Data Structure Study Notes <7> Graph

I. Graph#

1. What is a Graph#

Represents a "many-to-many" relationship, consisting of:

A set of vertices: usually represented by V (Vertex) for the set of vertices
A set of edges: usually represented by E (Edge) for the set of edges
An undirected edge is a pair of vertices: (v, w) ∈ E, where v, w ∈ V
A directed edge <v,w> represents an edge pointing from v to w (single line)
Does not consider multiple edges and self-loops

Abstract Data Type Definition#

Type Name: Graph (Graph)
Data Object Set: G(V,E) consists of a non-empty finite set of vertices V and a finite set of edges E.
Operation Set: For any graph G ∈ Graph, and v ∈ V, e ∈ E

Graph Create(): creates and returns an empty graph;
Graph InsertVertex(Graph G, Vertex v): inserts vertex v into graph G
Graph InsertEdge(Graph G, Edge e): inserts edge e into graph G
void DFS(Graph G, Vertex v): performs depth-first traversal of graph G starting from vertex v;
void BFS(Graph G, Vertex v): performs breadth-first traversal of graph G starting from vertex v;
void ShortestPath(Graph G, Vertex v, int Dist[]): calculates the shortest distance from vertex v to any other vertex in graph G;
void MST(Graph G): calculates the minimum spanning tree of graph G
Common Terms:
Undirected graph, directed graph, network, etc.

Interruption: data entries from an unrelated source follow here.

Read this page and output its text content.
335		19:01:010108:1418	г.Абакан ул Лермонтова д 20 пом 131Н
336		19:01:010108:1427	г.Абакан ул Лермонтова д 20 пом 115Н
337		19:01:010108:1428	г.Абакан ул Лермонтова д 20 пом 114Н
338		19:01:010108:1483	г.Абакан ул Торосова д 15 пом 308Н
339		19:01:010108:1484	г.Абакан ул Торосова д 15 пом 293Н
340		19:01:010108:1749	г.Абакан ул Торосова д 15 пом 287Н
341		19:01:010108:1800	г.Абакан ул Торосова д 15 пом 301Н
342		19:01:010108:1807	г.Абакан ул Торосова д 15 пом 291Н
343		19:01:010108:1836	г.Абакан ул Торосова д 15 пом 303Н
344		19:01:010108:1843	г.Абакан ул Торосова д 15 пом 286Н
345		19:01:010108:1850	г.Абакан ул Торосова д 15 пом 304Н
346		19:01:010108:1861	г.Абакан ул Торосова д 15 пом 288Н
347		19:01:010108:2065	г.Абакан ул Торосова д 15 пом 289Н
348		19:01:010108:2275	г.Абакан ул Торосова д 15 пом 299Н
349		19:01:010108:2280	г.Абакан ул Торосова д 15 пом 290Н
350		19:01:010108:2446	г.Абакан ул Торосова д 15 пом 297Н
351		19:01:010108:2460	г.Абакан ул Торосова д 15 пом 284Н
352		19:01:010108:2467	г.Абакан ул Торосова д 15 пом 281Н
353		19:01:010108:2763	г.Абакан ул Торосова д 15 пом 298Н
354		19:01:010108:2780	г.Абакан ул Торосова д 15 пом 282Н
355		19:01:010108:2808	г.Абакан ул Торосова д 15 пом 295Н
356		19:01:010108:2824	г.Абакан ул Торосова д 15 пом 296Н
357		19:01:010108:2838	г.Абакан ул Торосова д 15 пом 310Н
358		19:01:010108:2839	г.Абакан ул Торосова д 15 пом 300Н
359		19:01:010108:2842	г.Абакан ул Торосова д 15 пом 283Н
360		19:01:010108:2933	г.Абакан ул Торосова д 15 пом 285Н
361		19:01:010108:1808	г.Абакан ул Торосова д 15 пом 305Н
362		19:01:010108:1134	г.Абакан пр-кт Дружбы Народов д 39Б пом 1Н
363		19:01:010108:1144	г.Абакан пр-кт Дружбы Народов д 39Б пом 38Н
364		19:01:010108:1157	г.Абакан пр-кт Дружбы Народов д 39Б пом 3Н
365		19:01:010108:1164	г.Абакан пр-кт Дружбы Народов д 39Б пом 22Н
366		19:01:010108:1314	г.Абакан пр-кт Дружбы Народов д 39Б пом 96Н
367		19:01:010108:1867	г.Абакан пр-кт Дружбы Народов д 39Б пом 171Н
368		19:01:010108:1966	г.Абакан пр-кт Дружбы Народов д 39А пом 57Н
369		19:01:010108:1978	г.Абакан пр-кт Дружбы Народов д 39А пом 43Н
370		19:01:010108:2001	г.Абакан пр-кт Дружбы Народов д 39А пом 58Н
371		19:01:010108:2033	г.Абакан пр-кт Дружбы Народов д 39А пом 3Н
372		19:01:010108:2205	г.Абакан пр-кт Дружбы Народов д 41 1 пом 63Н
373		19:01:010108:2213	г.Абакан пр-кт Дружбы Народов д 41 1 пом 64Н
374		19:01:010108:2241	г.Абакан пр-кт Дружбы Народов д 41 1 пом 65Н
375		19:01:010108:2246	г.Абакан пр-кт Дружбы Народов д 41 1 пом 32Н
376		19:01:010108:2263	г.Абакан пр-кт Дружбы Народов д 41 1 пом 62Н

How to Represent a Graph in a Program#

Adjacency Matrix#

Insert image description here

Benefits of Adjacency Matrix

Intuitive, simple, easy to understand
Convenient to check if there is an edge between any pair of vertices
Convenient to find all "adjacent points" (vertices directly connected by edges) of any vertex
Convenient to calculate the "degree" of any vertex (the number of edges emanating from that point is "out-degree", the number of edges pointing to that point is "in-degree")
- Undirected graph: the number of non-zero elements in the corresponding row (or column)
- Directed graph: the number of non-zero elements in the row is the out-degree, the number of non-zero elements in the column is the in-degree

Adjacency List#

Pointer array + linked list, very efficient when points are sparse
Insert image description here
Benefits of Adjacency List:

Convenient to find all "adjacent points" (vertices directly connected by edges) of any vertex
Saves space for sparse graphs
- Requires N head pointers + 2E nodes (each node has at least 2 fields)
Convenient to calculate the "degree" of any vertex in an undirected graph, but can only calculate the out-degree for directed graphs.

2. Graph Traversal#

DFS Depth First Search#

Depth First Search (DFS), explores each possible branch path until it can no longer go deeper, and each node can only be visited once.
Pseudocode description:

void DFS(Vertex V) {
	visited[V] = true;
	for each adjacent point W of v
		if (!visited[W])
			DFS(W);
}

BFS Breadth First Search#

Breadth First Search (BFS), implemented using a queue (first in, first out)
Pseudocode description:

void BFS(Vertex V) {
	visited[V] = true;
	Enqueue(V, Q); // Put this vertex into the queue
	while(!IsEmpty(Q)) { // End search when the queue is empty
		V = Dequeue(Q); // V is the front element
		for each adjacent point W of V {
			if (!visited[W]) {
				visited[W] = true; // Mark this point as visited
				Enqueue(W, Q); // Push this point into the queue
			}
		}
	}
}

What to do if the graph is disconnected?#

Path: A path from V to W is a set of vertices {V, V1, V2, ..., Vn, W}, where there is an edge in the graph between any pair of adjacent vertices. The length of the path is the number of edges in the path (if weighted, it is the sum of all edge weights). If all vertices between V and W are different, it is called a simple path
Connected: If there exists a (undirected) path from V to W, then V and W are said to be connected
Cycle: A path where the starting point equals the endpoint
Connected Graph: A graph where any two vertices are connected
Connected Component: The maximal connected subgraph of an undirected graph
- Maximal vertex count: adding one more vertex would make it disconnected
- Maximal edge count: contains all edges connecting all vertices in the subgraph
Strongly Connected: If there exists a bidirectional path between vertices V and W in a directed graph, then V and W are said to be strongly connected
Strongly Connected Graph: A directed graph where any two vertices are strongly connected
Strongly Connected Component: The maximal strongly connected subgraph of a directed graph

Each time DFS is called, it actually traverses the connected component containing V. The same goes for BFS.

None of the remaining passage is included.